Una riflessione sul concetto di agonismo nello sport.
Chi mi conosce sa che ho 40 anni di esperienza nel mondo dell’insegnamento dello sport, avendo inventato e gestito una delle prime palestre dedicate completamente all’arrampicata sportiva ed essendo stato uno dei fondatori dell’attività agonistica nazionale giovanile; ancora oggi, affronto spesso confronti con dirigenti e allenatori e genitori sul tema agonismo giovanile si o no.
Sostengo che l’agonismo nello sport, sia di squadra che individuale, rappresenta un elemento fondamentale per la crescita personale e collettiva.
Esso non è solo una spinta alla competizione, ma diventa un'opportunità per conoscere se stessi, affinare le proprie attitudini e misurarsi con i propri limiti.
La sfida, il confronto e la ricerca del miglioramento continuo sono aspetti che trascendono l’ambito sportivo e si riflettono in ogni dimensione della vita.

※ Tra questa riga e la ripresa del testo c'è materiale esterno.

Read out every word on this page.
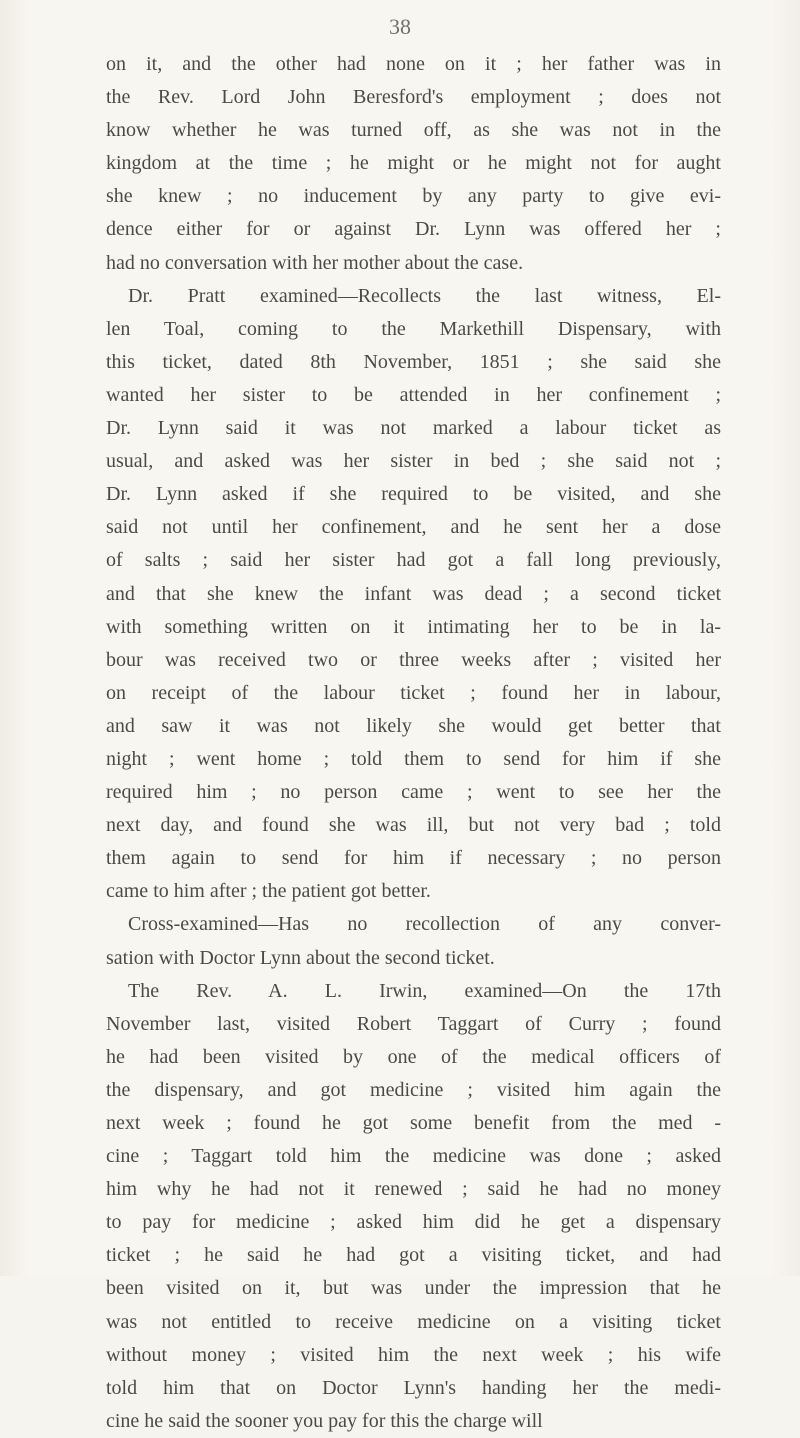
38
on it, and the other had none on it ; her father was in
the Rev. Lord John Beresford's employment ; does not
know whether he was turned off, as she was not in the
kingdom at the time ; he might or he might not for aught
she knew ; no inducement by any party to give evi-
dence either for or against Dr. Lynn was offered her ;
had no conversation with her mother about the case.
Dr. Pratt examined—Recollects the last witness, El-
len Toal, coming to the Markethill Dispensary, with
this ticket, dated 8th November, 1851 ; she said she
wanted her sister to be attended in her confinement ;
Dr. Lynn said it was not marked a labour ticket as
usual, and asked was her sister in bed ; she said not ;
Dr. Lynn asked if she required to be visited, and she
said not until her confinement, and he sent her a dose
of salts ; said her sister had got a fall long previously,
and that she knew the infant was dead ; a second ticket
with something written on it intimating her to be in la-
bour was received two or three weeks after ; visited her
on receipt of the labour ticket ; found her in labour,
and saw it was not likely she would get better that
night ; went home ; told them to send for him if she
required him ; no person came ; went to see her the
next day, and found she was ill, but not very bad ; told
them again to send for him if necessary ; no person
came to him after ; the patient got better.
Cross-examined—Has no recollection of any conver-
sation with Doctor Lynn about the second ticket.
The Rev. A. L. Irwin, examined—On the 17th
November last, visited Robert Taggart of Curry ; found
he had been visited by one of the medical officers of
the dispensary, and got medicine ; visited him again the
next week ; found he got some benefit from the med -
cine ; Taggart told him the medicine was done ; asked
him why he had not it renewed ; said he had no money
to pay for medicine ; asked him did he get a dispensary
ticket ; he said he had got a visiting ticket, and had
been visited on it, but was under the impression that he
was not entitled to receive medicine on a visiting ticket
without money ; visited him the next week ; his wife
told him that on Doctor Lynn's handing her the medi-
cine he said the sooner you pay for this the charge will
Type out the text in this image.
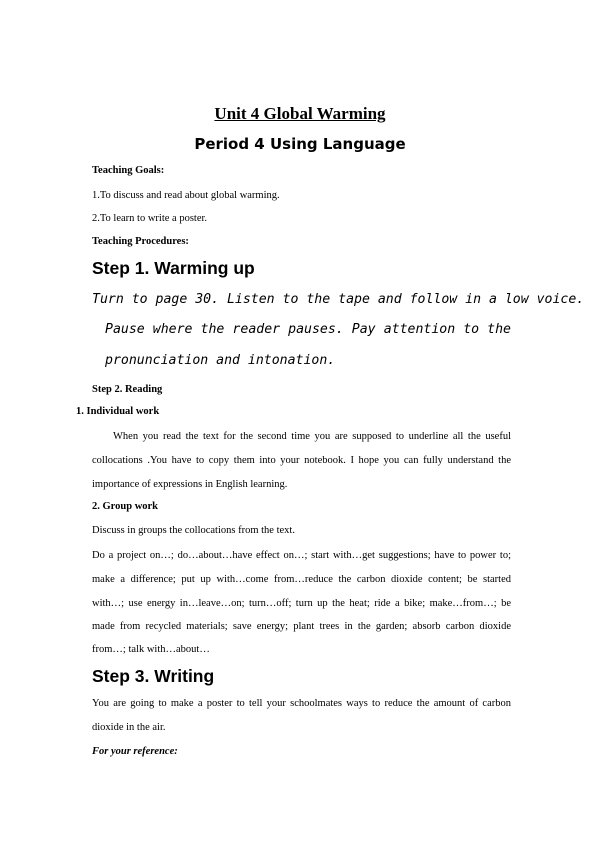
Unit 4 Global Warming
Period 4 Using Language
Teaching Goals:
1.To discuss and read about global warming.
2.To learn to write a poster.
Teaching Procedures:
Step 1. Warming up
Turn to page 30. Listen to the tape and follow in a low voice.
Pause where the reader pauses. Pay attention to the
pronunciation and intonation.
Step 2. Reading
1. Individual work
When you read the text for the second time you are supposed to underline all the useful
collocations .You have to copy them into your notebook. I hope you can fully understand the
importance of expressions in English learning.
2. Group work
Discuss in groups the collocations from the text.
Do a project on…; do…about…have effect on…; start with…get suggestions; have to power to;
make a difference; put up with…come from…reduce the carbon dioxide content; be started
with…; use energy in…leave…on; turn…off; turn up the heat; ride a bike; make…from…; be
made from recycled materials; save energy; plant trees in the garden; absorb carbon dioxide
from…; talk with…about…
Step 3. Writing
You are going to make a poster to tell your schoolmates ways to reduce the amount of carbon
dioxide in the air.
For your reference:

Nel contesto sportivo, l'agonismo insegna la disciplina che occorre adottare in ogni libera scelta e la capacità di gestire i propri desideri in funzione della scelta di obiettivi in quell’ambito; la gestione emozionale che occorre per analizzare i risultati dell’impegno profuso nelle vittorie e nelle “sconfitte”.
In una disciplina individuale, l'atleta affronta un percorso di autodisciplina, impara a confrontarsi con le proprie paure e a sviluppare una mentalità resiliente e nel contesto agonistico ha la possibilità, attraverso il confronto, di capire e realizzare ove si trova nel proprio percorso di crescita.
Nello sport di squadra, nell’agonismo c’è l'importanza della collaborazione, della strategia e del rispetto dei ruoli,
Sia negli sport individuali che in quelli di squadra sono presenti elementi essenziali presenti anche nella società.
Anche al di fuori dello sport, il confronto è un passaggio obbligato per la crescita personale.
Ogni gioco, ogni competizione, ogni situazione di sfida permette di scoprire le proprie reali possibilità e capacità.
Senza l’agonismo, non ci sarebbe la spinta al miglioramento, né la consapevolezza di ciò che si può o non si può fare in quell’ambito e se quell’ambito è adatto a noi e soprattutto se è un ambito desiderabile e nel quale desideriamo ed accettiamo di permanere.
Accettare la sfida significa accettare se stessi, individuare i propri punti di forza e le aree su cui lavorare.
Una delle lezioni più importanti che l'agonismo insegna è l'elaborazione della “sconfitta”.
Perdere fa parte del gioco, ma è proprio dall'errore e dalla delusione che nasce la vera crescita.
Imparare a rialzarsi dopo una caduta, a rivedere le proprie strategie, a non abbattersi di fronte alle difficoltà è ciò che distingue un atteggiamento utile per costruire una esistenza volta al miglioramento di se stessi e della società.
In definitiva, l’agonismo non è solo un aspetto dello sport, ma un vero e proprio atteggiamento mentale, una filosofia di vita che aiuta a costruire individui più consapevoli, determinati e capaci di affrontare le sfide con coraggio e maturità.
Se lasciamo un gruppo di ragazzi a giocare in autonomia in un parco o in un cortile, qualunque sia il gioco che decidano di attuare, la prima cosa che faranno sarà stabilire le regole con le quali giocare, dopodiché giocheranno confrontandosi e cercando di vincere sia come individui che come squadra (gruppo); ci potranno essere discussioni sul rispetto delle regole e sul loro miglioramento.
Anche in un gioco da tavolo o al computer esiste l’agonismo e il confronto e anche chi dice di voler praticare uno sport senza fare agonismo, tacitamente è in competizione con se stesso e gli altri.
Il prima possibile occorre accettare questa realtà e il compito dell’allenatore/formatore è aiutare a comprenderne i valori; essere un tramite per aiutare a riconoscere le vittorie e la crescita di ciascun individuo che non sono sicuramente l’esclusivo raggiungimento di un podio attraverso l’esasperazione della prestazione.
Lo sport è un gioco e come tale, lo si sceglie per divertirsi, ma non ci si diverte se non ci sono regole e amici con i quali confrontarsi e giocare.
Spesso si da troppa importanza allo sport come affermazione di un individuo; chi vince viene idolatrato, sfruttato e usato; spesso i primi a farlo sono i genitori e poi tutti gli altri (società, federazioni, stato, aziende); lo squilibrio sta in questo atteggiamento e non nell’agonismo.